The fourth was 9/11, in 2001. That suckered the U.S. into wars in Afghanistan and Iraq, and repositioned the country from the world’s leading peacekeeper to the world’s leading war-maker—at least until Russia stepped up.

The fifth was the Covid pandemic, which hit the world in early 2020 and is still with us, causing all sorts of changes, from crashes in supply chains to inflation to complete new ways for people to work, travel, vote, and think.

Sixth is the 2022 Russian invasion of Ukraine, which began on February 24, 2022, just eleven days ago as I write this.

Big a thing as this last bend is—and it’s huge—there are too many ways to make sense of it all:

I didn’t list the threat of thermonuclear annihilation among the six big changes in history I’ve experienced because I was raised with it.
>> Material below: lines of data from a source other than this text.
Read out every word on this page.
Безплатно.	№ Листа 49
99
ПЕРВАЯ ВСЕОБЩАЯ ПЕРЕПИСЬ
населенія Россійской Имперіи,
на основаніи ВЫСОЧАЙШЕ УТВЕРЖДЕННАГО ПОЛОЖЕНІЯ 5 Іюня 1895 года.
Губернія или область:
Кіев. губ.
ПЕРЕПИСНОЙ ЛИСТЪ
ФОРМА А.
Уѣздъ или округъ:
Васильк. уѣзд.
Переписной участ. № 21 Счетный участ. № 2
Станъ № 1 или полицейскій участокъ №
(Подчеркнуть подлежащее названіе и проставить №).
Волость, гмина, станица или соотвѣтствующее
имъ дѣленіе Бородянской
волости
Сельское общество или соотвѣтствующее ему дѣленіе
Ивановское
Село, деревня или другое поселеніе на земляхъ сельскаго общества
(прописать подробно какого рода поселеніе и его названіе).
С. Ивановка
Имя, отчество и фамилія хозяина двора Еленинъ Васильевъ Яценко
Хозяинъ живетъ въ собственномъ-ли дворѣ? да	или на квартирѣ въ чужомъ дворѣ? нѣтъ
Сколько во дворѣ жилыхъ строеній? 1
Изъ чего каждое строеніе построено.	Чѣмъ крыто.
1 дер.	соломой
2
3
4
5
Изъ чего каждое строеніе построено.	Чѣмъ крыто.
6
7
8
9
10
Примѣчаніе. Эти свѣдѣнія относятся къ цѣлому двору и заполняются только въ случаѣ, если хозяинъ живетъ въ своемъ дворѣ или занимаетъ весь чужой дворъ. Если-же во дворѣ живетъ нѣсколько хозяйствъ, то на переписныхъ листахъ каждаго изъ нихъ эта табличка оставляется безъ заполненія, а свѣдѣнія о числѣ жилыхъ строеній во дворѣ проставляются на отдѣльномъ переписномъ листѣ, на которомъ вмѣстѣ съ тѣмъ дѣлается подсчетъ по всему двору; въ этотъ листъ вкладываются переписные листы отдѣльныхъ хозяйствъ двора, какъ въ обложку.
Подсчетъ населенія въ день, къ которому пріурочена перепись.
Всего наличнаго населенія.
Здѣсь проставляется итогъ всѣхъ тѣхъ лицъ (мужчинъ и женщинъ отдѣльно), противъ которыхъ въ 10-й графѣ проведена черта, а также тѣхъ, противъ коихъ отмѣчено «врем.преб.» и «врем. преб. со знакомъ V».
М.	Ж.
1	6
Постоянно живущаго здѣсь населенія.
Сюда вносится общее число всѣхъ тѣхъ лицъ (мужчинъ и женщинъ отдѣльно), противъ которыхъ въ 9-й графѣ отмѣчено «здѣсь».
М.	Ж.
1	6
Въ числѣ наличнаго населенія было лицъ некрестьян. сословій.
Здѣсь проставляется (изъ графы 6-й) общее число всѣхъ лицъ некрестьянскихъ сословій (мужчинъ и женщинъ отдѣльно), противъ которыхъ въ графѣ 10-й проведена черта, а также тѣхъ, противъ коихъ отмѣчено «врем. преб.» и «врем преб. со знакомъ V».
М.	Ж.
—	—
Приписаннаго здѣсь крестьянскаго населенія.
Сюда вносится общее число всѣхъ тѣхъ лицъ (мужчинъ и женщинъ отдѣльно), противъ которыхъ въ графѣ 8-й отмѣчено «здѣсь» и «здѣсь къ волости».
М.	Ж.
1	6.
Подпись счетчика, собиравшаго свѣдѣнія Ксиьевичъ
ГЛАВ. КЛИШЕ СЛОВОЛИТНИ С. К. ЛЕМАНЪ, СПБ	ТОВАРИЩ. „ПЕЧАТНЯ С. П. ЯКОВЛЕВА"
Several times a year we would “duck and cover” under our desks when the school would set off air raid sirens. Less frequent than fire drills, these were far more scary, because we all knew we were toast, being just five miles by air from Manhattan, which was surely in the programmed crosshairs on one or more Soviet nukes.

Back then I put so little faith in adult wisdom, and its collective expression in government choices, that I had a bucket list of places I’d like to see before nuclear blasts or fallout doomed us all. My top two destinations were the Grand Canyon and California: exotic places for a kid whose farthest family venturings from New Jersey were to see relatives in North Carolina and North Dakota. (Of no importance but of possible interest is that I’ve now been a citizen of California for 37 years, married to an Angelino for 32 of those, and it still seems exotic to me. Mountains next to cities and beaches? A tradition of wildfires and earthquakes? Whoa.)

What’s around the corner we turned two Thursdays ago? Hard to tell, in spite of all that’s being said by Wise Ones in the links above. One things I do know for sure: People have changed, because more and more of them are digital now, connected to anybody and anything at any distance, and able to talk, produce “content” and do business—and to look and think past national and territorial boundaries. We make our tools and then our tools make us, McLuhan taught. Also, all media work us over completely. We have been remade into digital beings by our wires, waves, and phones. This raises optionalities in too many ways to list.

I’m an optimist by nature, and since the ’90s have been correctly labeled a cyber-utopian. (Is there anything more utopian than The Cluetrain Manifesto?) To me, the tiny light at the end of Ukraine’s tunnel is a provisional belief that bad states—especially ones led by lying bastards who think nothing of wasting thousands or millions of innocent lives just to build an empire—can’t win World War Wired. Unless, that is, the worst of those bastards launches the first nuke and we all go “gribbit.”

Our challenge as a species, after we stop Russia’s land grab from becoming a true world war, is to understand fully how we can live and work in the Wired World as digital as well as physical beings.



One response to “The frog of war”

  1. Individuality matters. Authoritarianism doesn’t matter — except insofar as it wants to crush your individuality and will compromise any tool to do it. Disparate groups of that class include globalists, leftists, entrenched bureaucrats, large foundations, institutionalized unions, big business, industrialized academics, corporate media, social media, entrenched major political party leadership, pseudo-arts elites, and a new generation of postmodern poseurs who destroy the common meaning of language to claim special prerogatives for themselves. It’s not Left vs. Right, but how far each of them will go to control you to fit into their flawed imagined view of reality.